ADS-DV

Recreating a multiple line graph

Summary

This assignment lets you dive deep into paying attention to details in a plot by recreating someone else's data visualization.

Recreating a plot

You are going to recreate the first plot in the following article about tall Dutch people:

http://www.randalolson.com/2014/06/23/why-the-dutch-are-so-tall/

To help you on your way, we download the dataset first and clean it by interpolating missing data, see also http://pandas.pydata.org/pandas-docs/stable/missing_data.html.

The color series used in the plot is taken from the default Tableau color scheme. In the following blogpost you can read how you can use it in your plots: http://www.randalolson.com/2014/06/28/how-to-make-beautiful-data-visualizations-in-python-with-matplotlib/. It also helps you with adding the Country annotations.

Try to reproduce the plot as closely as possible. Good luck!!

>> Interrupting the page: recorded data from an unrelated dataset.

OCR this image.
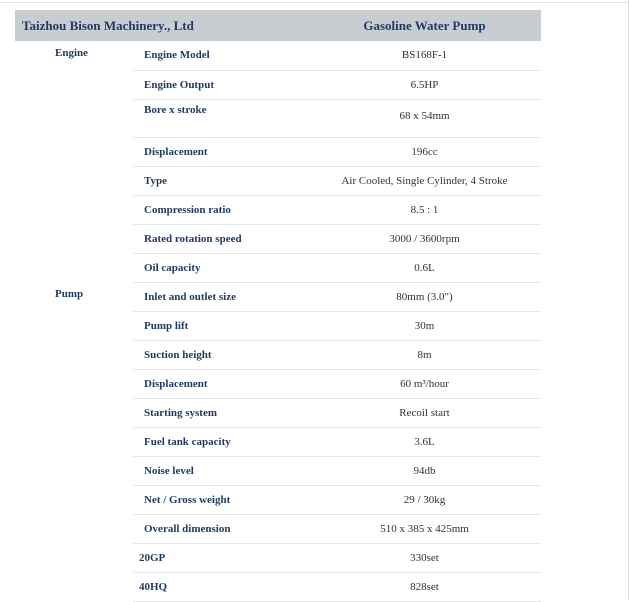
Taizhou Bison Machinery., Ltd		Gasoline Water Pump
Engine	Engine Model	BS168F-1
	Engine Output	6.5HP
	Bore x stroke	68 x 54mm
	Displacement	196cc
	Type	Air Cooled, Single Cylinder, 4 Stroke
	Compression ratio	8.5 : 1
	Rated rotation speed	3000 / 3600rpm
	Oil capacity	0.6L
Pump	Inlet and outlet size	80mm (3.0")
	Pump lift	30m
	Suction height	8m
	Displacement	60 m³/hour
	Starting system	Recoil start
	Fuel tank capacity	3.6L
	Noise level	94db
	Net / Gross weight	29 / 30kg
	Overall dimension	510 x 385 x 425mm
	20GP	330set
	40HQ	828set
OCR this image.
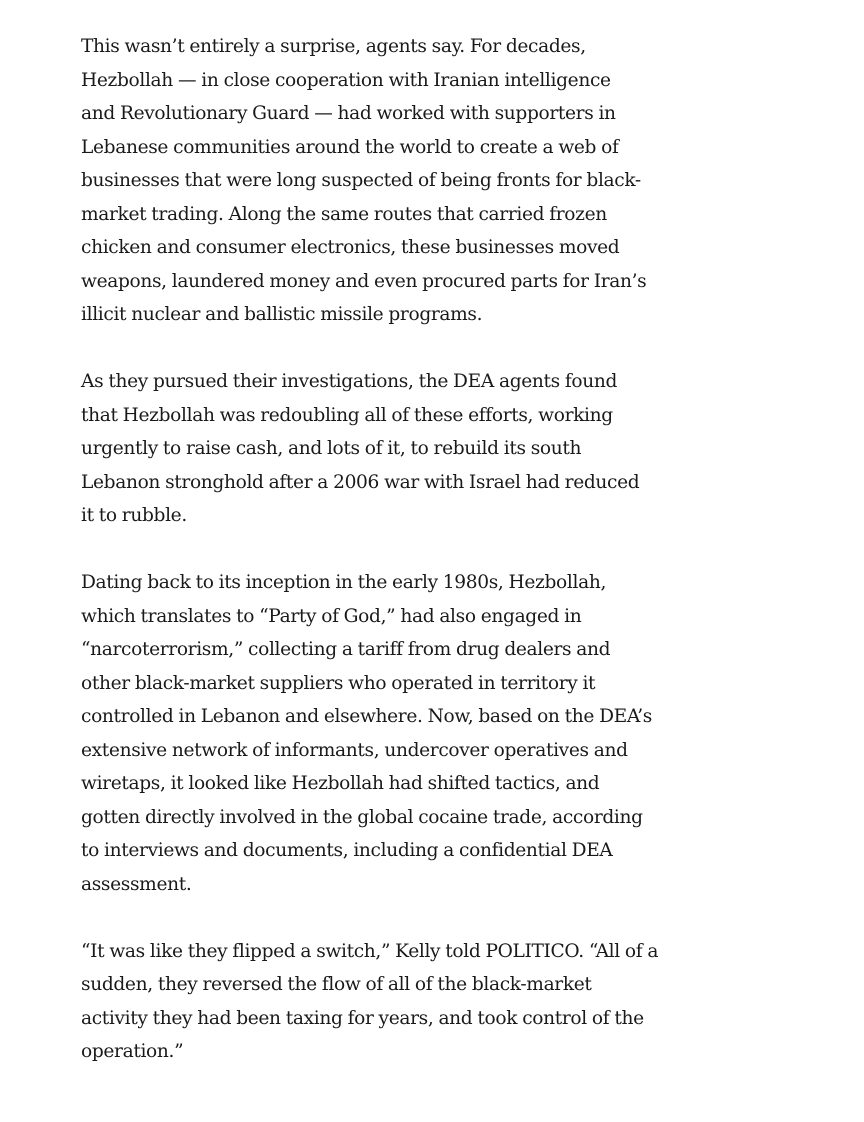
This wasn’t entirely a surprise, agents say. For decades,
Hezbollah — in close cooperation with Iranian intelligence
and Revolutionary Guard — had worked with supporters in
Lebanese communities around the world to create a web of
businesses that were long suspected of being fronts for black-
market trading. Along the same routes that carried frozen
chicken and consumer electronics, these businesses moved
weapons, laundered money and even procured parts for Iran’s
illicit nuclear and ballistic missile programs.

As they pursued their investigations, the DEA agents found
that Hezbollah was redoubling all of these efforts, working
urgently to raise cash, and lots of it, to rebuild its south
Lebanon stronghold after a 2006 war with Israel had reduced
it to rubble.

Dating back to its inception in the early 1980s, Hezbollah,
which translates to “Party of God,” had also engaged in
“narcoterrorism,” collecting a tariff from drug dealers and
other black-market suppliers who operated in territory it
controlled in Lebanon and elsewhere. Now, based on the DEA’s
extensive network of informants, undercover operatives and
wiretaps, it looked like Hezbollah had shifted tactics, and
gotten directly involved in the global cocaine trade, according
to interviews and documents, including a confidential DEA
assessment.

“It was like they flipped a switch,” Kelly told POLITICO. “All of a
sudden, they reversed the flow of all of the black-market
activity they had been taxing for years, and took control of the
operation.”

Do you agree with the conclusions from the article?


In [1]:
import pandas as pd
import numpy as np
import matplotlib.pyplot as plt
%matplotlib inline

heights = pd.read_csv('http://files.figshare.com/1545826/world_heights.csv')
heights_cleaned = heights.interpolate()

In [135]:
heights_cleaned

# You typically want your plot to be ~1.33x wider than tall. This plot is a rare    
# exception because of the number of lines being plotted on it.    
# Common sizes: (10, 7.5) and (12, 9)    
plt.figure(figsize=(12, 9))    
  
# Remove the plot frame lines. They are unnecessary chartjunk.    
ax = plt.subplot(111)    
ax.spines["top"].set_visible(False)    
ax.spines["bottom"].set_visible(False)    
ax.spines["right"].set_visible(False)    
ax.spines["left"].set_visible(False)

plt.xticks(range(1800, 2025, 25), [str(x) for x in range(1800, 2025, 25)], fontsize=14)    
plt.yticks(fontsize=14)

ax.get_xaxis().tick_bottom()    
ax.get_yaxis().tick_left()  
# These are the "Tableau 20" colors as RGB.    
tableau20 = [(31, 119, 180), (174, 199, 232), (255, 127, 14), (255, 187, 120),    
             (44, 160, 44), (152, 223, 138), (214, 39, 40), (255, 152, 150),    
             (148, 103, 189), (197, 176, 213), (140, 86, 75), (196, 156, 148),    
             (227, 119, 194), (247, 182, 210), (127, 127, 127), (199, 199, 199),    
             (188, 189, 34), (219, 219, 141), (23, 190, 207), (158, 218, 229)]    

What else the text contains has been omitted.